La Vaillance vue par... Martin STEFFENS

Interrogé à l’occasion de notre concours, le philosophe Martin Steffens nous livre sa réflexion sur la vaillance.

Dans “vaillance”, ce qui me saute à l’oreille, c’est le participe présent. Être vaillant, “ant”, c’est donc être présent: c’est le contraire de se défiler. C’est aussi participer, faire que cette présence soit participative, qu’elle “prenne sa part” (en latin: parti-cipe) de risque.
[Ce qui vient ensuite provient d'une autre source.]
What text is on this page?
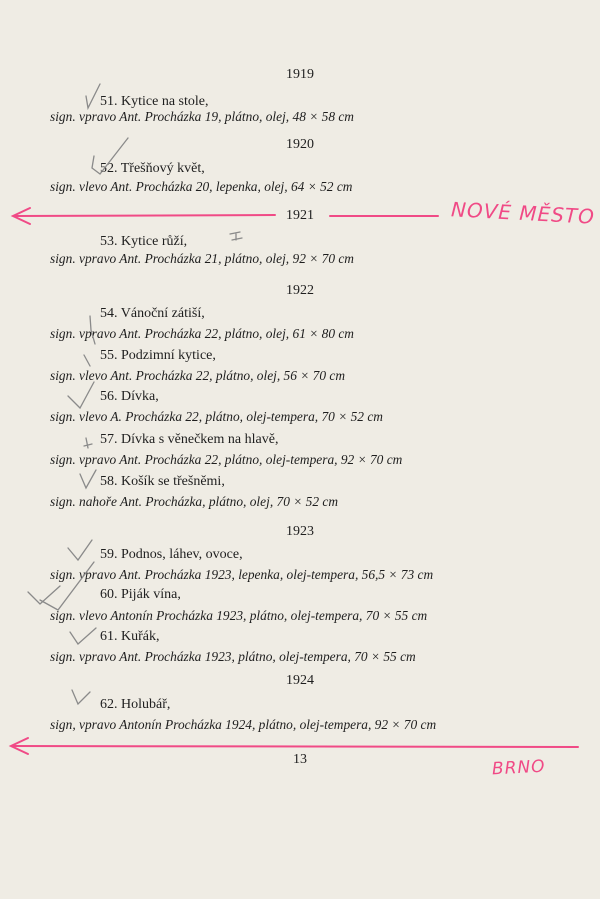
1919
51. Kytice na stole,
sign. vpravo Ant. Procházka 19, plátno, olej, 48 × 58 cm
1920
52. Třešňový květ,
sign. vlevo Ant. Procházka 20, lepenka, olej, 64 × 52 cm
1921
53. Kytice růží,
sign. vpravo Ant. Procházka 21, plátno, olej, 92 × 70 cm
1922
54. Vánoční zátiší,
sign. vpravo Ant. Procházka 22, plátno, olej, 61 × 80 cm
55. Podzimní kytice,
sign. vlevo Ant. Procházka 22, plátno, olej, 56 × 70 cm
56. Dívka,
sign. vlevo A. Procházka 22, plátno, olej-tempera, 70 × 52 cm
57. Dívka s věnečkem na hlavě,
sign. vpravo Ant. Procházka 22, plátno, olej-tempera, 92 × 70 cm
58. Košík se třešněmi,
sign. nahoře Ant. Procházka, plátno, olej, 70 × 52 cm
1923
59. Podnos, láhev, ovoce,
sign. vpravo Ant. Procházka 1923, lepenka, olej-tempera, 56,5 × 73 cm
60. Piják vína,
sign. vlevo Antonín Procházka 1923, plátno, olej-tempera, 70 × 55 cm
61. Kuřák,
sign. vpravo Ant. Procházka 1923, plátno, olej-tempera, 70 × 55 cm
1924
62. Holubář,
sign, vpravo Antonín Procházka 1924, plátno, olej-tempera, 92 × 70 cm
13
NOVÉ MĚSTO
BRNO
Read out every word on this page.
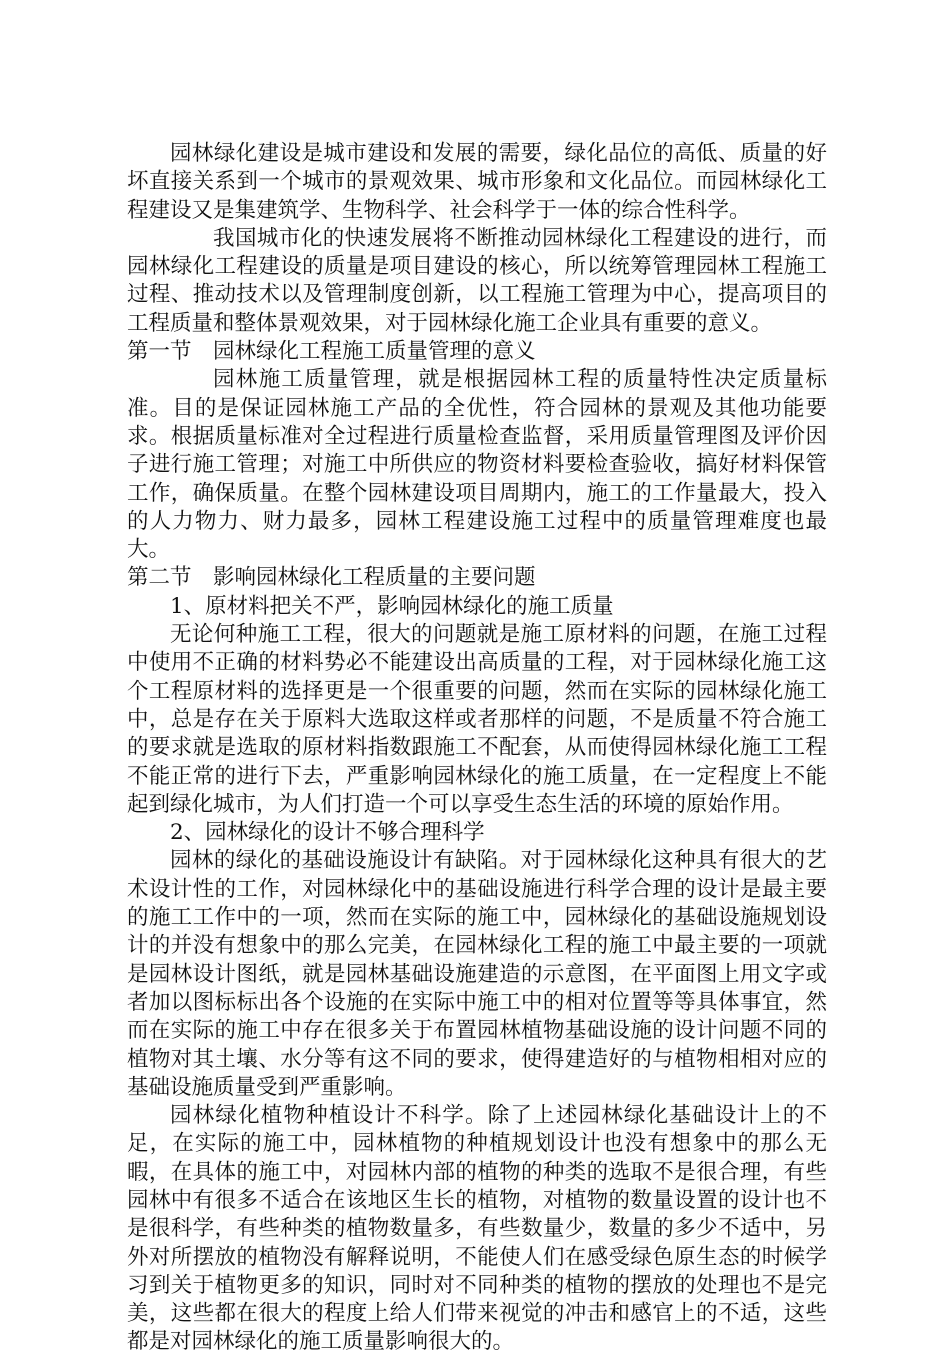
园林绿化建设是城市建设和发展的需要，绿化品位的高低、质量的好坏直接关系到一个城市的景观效果、城市形象和文化品位。而园林绿化工程建设又是集建筑学、生物科学、社会科学于一体的综合性科学。

我国城市化的快速发展将不断推动园林绿化工程建设的进行，而园林绿化工程建设的质量是项目建设的核心，所以统筹管理园林工程施工过程、推动技术以及管理制度创新，以工程施工管理为中心，提高项目的工程质量和整体景观效果，对于园林绿化施工企业具有重要的意义。

第一节　园林绿化工程施工质量管理的意义

园林施工质量管理，就是根据园林工程的质量特性决定质量标准。目的是保证园林施工产品的全优性，符合园林的景观及其他功能要求。根据质量标准对全过程进行质量检查监督，采用质量管理图及评价因子进行施工管理；对施工中所供应的物资材料要检查验收，搞好材料保管工作，确保质量。在整个园林建设项目周期内，施工的工作量最大，投入的人力物力、财力最多，园林工程建设施工过程中的质量管理难度也最大。

第二节　影响园林绿化工程质量的主要问题

1、原材料把关不严，影响园林绿化的施工质量

无论何种施工工程，很大的问题就是施工原材料的问题，在施工过程中使用不正确的材料势必不能建设出高质量的工程，对于园林绿化施工这个工程原材料的选择更是一个很重要的问题，然而在实际的园林绿化施工中，总是存在关于原料大选取这样或者那样的问题，不是质量不符合施工的要求就是选取的原材料指数跟施工不配套，从而使得园林绿化施工工程不能正常的进行下去，严重影响园林绿化的施工质量，在一定程度上不能起到绿化城市，为人们打造一个可以享受生态生活的环境的原始作用。

2、园林绿化的设计不够合理科学

园林的绿化的基础设施设计有缺陷。对于园林绿化这种具有很大的艺术设计性的工作，对园林绿化中的基础设施进行科学合理的设计是最主要的施工工作中的一项，然而在实际的施工中，园林绿化的基础设施规划设计的并没有想象中的那么完美，在园林绿化工程的施工中最主要的一项就是园林设计图纸，就是园林基础设施建造的示意图，在平面图上用文字或者加以图标标出各个设施的在实际中施工中的相对位置等等具体事宜，然而在实际的施工中存在很多关于布置园林植物基础设施的设计问题不同的植物对其土壤、水分等有这不同的要求，使得建造好的与植物相相对应的基础设施质量受到严重影响。

园林绿化植物种植设计不科学。除了上述园林绿化基础设计上的不足，在实际的施工中，园林植物的种植规划设计也没有想象中的那么无暇，在具体的施工中，对园林内部的植物的种类的选取不是很合理，有些园林中有很多不适合在该地区生长的植物，对植物的数量设置的设计也不是很科学，有些种类的植物数量多，有些数量少，数量的多少不适中，另外对所摆放的植物没有解释说明，不能使人们在感受绿色原生态的时候学习到关于植物更多的知识，同时对不同种类的植物的摆放的处理也不是完美，这些都在很大的程度上给人们带来视觉的冲击和感官上的不适，这些都是对园林绿化的施工质量影响很大的。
Toute présence véritable est vaillante en ce qu’elle implique un risque: être à tes côtés, partager ton chemin, c’est oser sa vie un peu plus loin que ce que j’avais prévu.
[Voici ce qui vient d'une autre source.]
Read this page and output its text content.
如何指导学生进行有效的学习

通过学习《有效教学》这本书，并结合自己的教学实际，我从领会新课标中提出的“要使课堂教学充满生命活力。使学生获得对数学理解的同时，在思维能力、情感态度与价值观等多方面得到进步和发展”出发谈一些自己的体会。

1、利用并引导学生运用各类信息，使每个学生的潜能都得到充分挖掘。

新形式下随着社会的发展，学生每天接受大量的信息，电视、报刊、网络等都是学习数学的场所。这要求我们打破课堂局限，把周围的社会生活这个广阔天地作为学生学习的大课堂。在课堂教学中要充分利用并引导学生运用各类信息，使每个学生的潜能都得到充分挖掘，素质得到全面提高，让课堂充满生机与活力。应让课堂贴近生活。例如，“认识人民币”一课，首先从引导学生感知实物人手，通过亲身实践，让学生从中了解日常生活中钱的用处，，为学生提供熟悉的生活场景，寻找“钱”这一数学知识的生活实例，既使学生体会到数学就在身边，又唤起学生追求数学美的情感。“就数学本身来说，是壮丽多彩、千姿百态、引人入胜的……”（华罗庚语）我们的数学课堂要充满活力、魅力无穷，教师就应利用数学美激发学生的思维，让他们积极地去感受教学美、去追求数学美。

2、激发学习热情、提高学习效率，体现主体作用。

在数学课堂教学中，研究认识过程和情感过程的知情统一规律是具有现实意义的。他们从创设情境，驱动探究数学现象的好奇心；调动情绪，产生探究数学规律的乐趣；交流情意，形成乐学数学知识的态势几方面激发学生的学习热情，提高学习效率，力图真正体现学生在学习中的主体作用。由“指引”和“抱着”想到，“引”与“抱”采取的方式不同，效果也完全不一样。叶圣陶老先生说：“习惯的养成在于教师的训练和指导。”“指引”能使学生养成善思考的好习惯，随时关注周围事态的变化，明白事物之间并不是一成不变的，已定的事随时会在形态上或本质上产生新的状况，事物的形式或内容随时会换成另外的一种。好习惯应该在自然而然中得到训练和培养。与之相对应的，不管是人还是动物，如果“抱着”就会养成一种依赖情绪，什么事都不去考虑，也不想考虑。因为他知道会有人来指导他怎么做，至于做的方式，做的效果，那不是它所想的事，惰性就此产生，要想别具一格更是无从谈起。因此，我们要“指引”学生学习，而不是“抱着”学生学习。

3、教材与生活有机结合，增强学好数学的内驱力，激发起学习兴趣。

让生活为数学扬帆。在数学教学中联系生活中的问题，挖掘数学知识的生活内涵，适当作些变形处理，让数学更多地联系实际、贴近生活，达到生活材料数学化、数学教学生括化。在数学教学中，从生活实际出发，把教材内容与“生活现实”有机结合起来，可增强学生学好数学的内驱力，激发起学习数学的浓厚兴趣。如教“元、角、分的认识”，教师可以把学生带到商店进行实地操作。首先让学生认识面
C’est pourquoi il n’est qu’un coeur qui puisse être vaillant: une tête vaillante, un ventre vaillant… Non! Mais un coeur, oui, cet organe qui se dilate dans la joie, qui bat la chamade, qui propulse en nos veines le sang de la vie. Cet organe qui est finalement un genre de vivre, un genre de prendre sa vie au sérieux.
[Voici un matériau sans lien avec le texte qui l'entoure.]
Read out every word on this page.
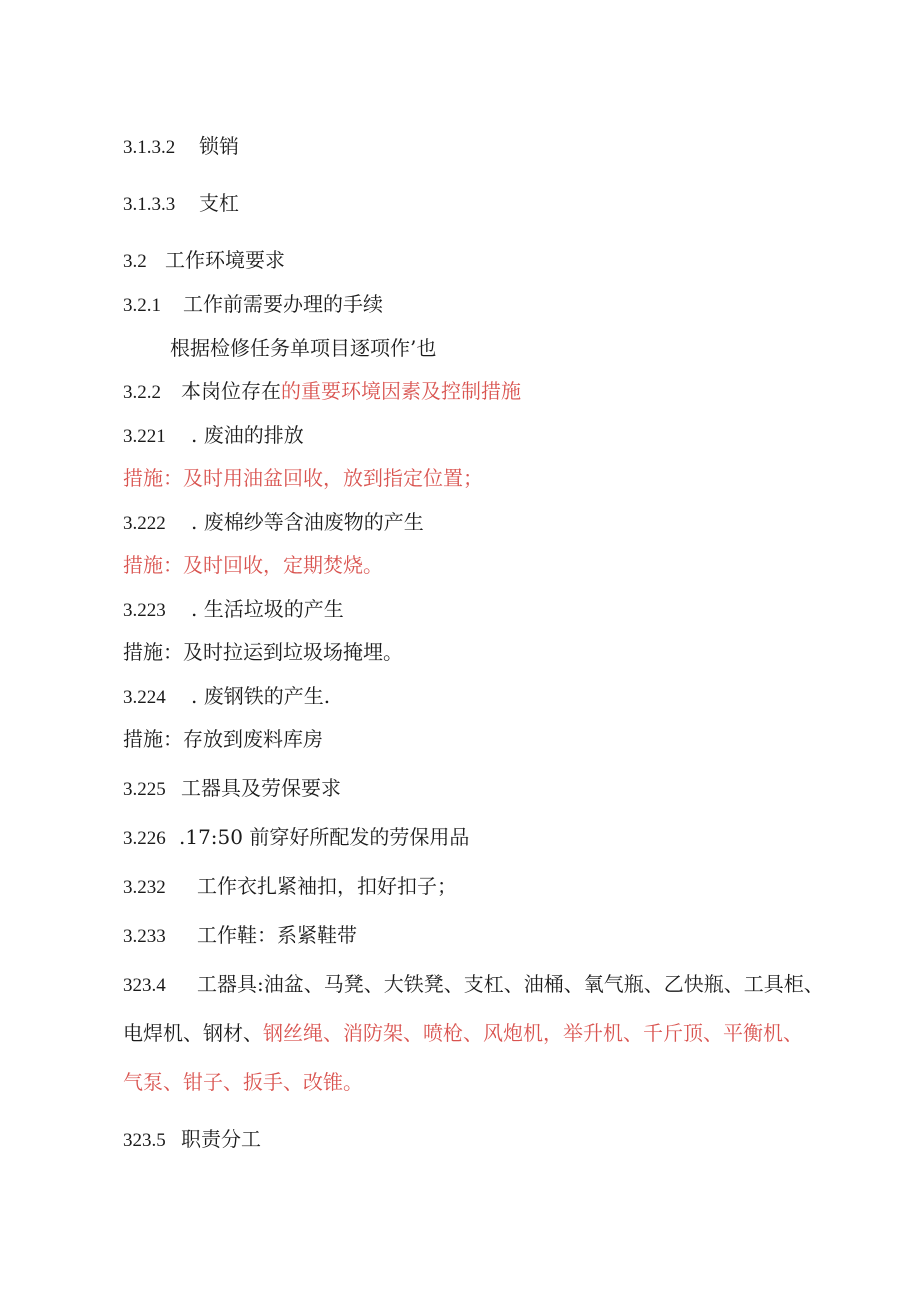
3.1.3.2 锁销
3.1.3.3 支杠
3.2 工作环境要求
3.2.1 工作前需要办理的手续
根据检修任务单项目逐项作’也
3.2.2 本岗位存在的重要环境因素及控制措施
3.221 . 废油的排放
措施：及时用油盆回收，放到指定位置；
3.222 . 废棉纱等含油废物的产生
措施：及时回收，定期焚烧。
3.223 . 生活垃圾的产生
措施：及时拉运到垃圾场掩埋。
3.224 . 废钢铁的产生.
措施：存放到废料库房
3.225 工器具及劳保要求
3.226 .17:50 前穿好所配发的劳保用品
3.232 工作衣扎紧袖扣，扣好扣子；
3.233 工作鞋：系紧鞋带
323.4 工器具:油盆、马凳、大铁凳、支杠、油桶、氧气瓶、乙快瓶、工具柜、
电焊机、钢材、钢丝绳、消防架、喷枪、风炮机，举升机、千斤顶、平衡机、
气泵、钳子、扳手、改锥。
323.5 职责分工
La vaillance, c’est jouer le jeu de la vie, en avoir l’appétit et en assumer le risque.

Voilà pourquoi la vaillance est un participe présent. Quand certains se demandent passivement si la vie vaut d’être vécue, l’homme vaillant, la femme vaillante créent cette valeur: vaille que vaille, la vie vaudra. Vaille que vaille, mon coeur sera prompt, toujours, à se dilater aux dimensions de la vie, dans ses hauts et ses bas.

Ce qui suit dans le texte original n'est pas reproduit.